Lors de troubles hydriques aux USI, surtout après une neurochirurgie, il convient d’adopter cette attitude :

  • Débuter avec une perfusion complète pour apporter les besoins normaux
  • Quantification de la diurèse toutes les 2 heures
  • Calcul du BHU toutes les deux heures et adapter la perfusion de sorte à ramener le BHU à 0 sur les 2heures qui suivent
  • Gazométrie toutes les deux heures pour surveiller la natrémie
  • S’aider de la densité urinaire et de la natrémie pour comprendre si trop ou pas assez d’eau est retenue par le corps
  • Minirin en réserve à discuter si la diurèse dépasse 5ml/kg/h, selon la natrémie et la densité urinaire
  • Restriction hydrique au 2/3 en cas de SIADH
  • Attention au Salt Wasting Syndrome, qui peut mimer un SIADH en raison de l’hyponatrémie, mais dans ce cas, le BHU est négatif !

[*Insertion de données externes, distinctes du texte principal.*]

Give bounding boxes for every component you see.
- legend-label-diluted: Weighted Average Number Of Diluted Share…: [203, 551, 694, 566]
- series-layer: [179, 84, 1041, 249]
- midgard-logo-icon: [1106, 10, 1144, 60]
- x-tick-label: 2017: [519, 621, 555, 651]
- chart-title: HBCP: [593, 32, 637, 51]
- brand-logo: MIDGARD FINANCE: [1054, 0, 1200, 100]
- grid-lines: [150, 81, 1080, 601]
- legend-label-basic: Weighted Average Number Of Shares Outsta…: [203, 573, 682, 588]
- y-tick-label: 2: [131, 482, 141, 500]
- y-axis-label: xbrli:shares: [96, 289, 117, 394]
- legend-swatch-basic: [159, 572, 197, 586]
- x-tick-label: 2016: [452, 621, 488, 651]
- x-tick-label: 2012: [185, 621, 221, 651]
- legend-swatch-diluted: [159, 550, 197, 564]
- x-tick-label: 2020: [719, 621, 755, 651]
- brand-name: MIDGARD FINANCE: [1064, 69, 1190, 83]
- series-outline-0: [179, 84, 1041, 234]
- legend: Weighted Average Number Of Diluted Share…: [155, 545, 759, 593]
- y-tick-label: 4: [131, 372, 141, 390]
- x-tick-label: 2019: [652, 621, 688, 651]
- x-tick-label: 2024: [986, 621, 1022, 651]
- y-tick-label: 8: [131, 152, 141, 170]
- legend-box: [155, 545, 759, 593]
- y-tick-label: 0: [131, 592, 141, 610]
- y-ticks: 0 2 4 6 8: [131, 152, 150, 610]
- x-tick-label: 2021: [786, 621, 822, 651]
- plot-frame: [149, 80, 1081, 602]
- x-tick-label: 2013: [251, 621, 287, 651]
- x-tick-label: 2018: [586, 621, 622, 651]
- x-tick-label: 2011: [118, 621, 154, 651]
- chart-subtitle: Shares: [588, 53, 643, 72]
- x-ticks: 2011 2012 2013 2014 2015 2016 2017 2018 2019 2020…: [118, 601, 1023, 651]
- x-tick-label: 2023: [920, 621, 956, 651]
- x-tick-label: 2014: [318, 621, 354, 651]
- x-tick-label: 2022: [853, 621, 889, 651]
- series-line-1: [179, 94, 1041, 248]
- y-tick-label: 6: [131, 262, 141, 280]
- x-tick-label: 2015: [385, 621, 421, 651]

  1. L’alcool inhibe l’effet de la vasopressine, raison pour laquelle on urine beaucoup après avoir ingérer de l’alcool, et que la déshydratation qui s’en suit provoque une gueule de bois.
  2. L’Histiocystose Langerhansienne est une maladie orpheline caractérisée par une accumulation de macrophages (histiocytes) dans les tissus. Ces histiocytes présentent la caractéristique de cellules de Langerhans (à ne pas confondre avec les ilots béta de Langerhans !)
  3. Le βhCG est un marqueur tumoral.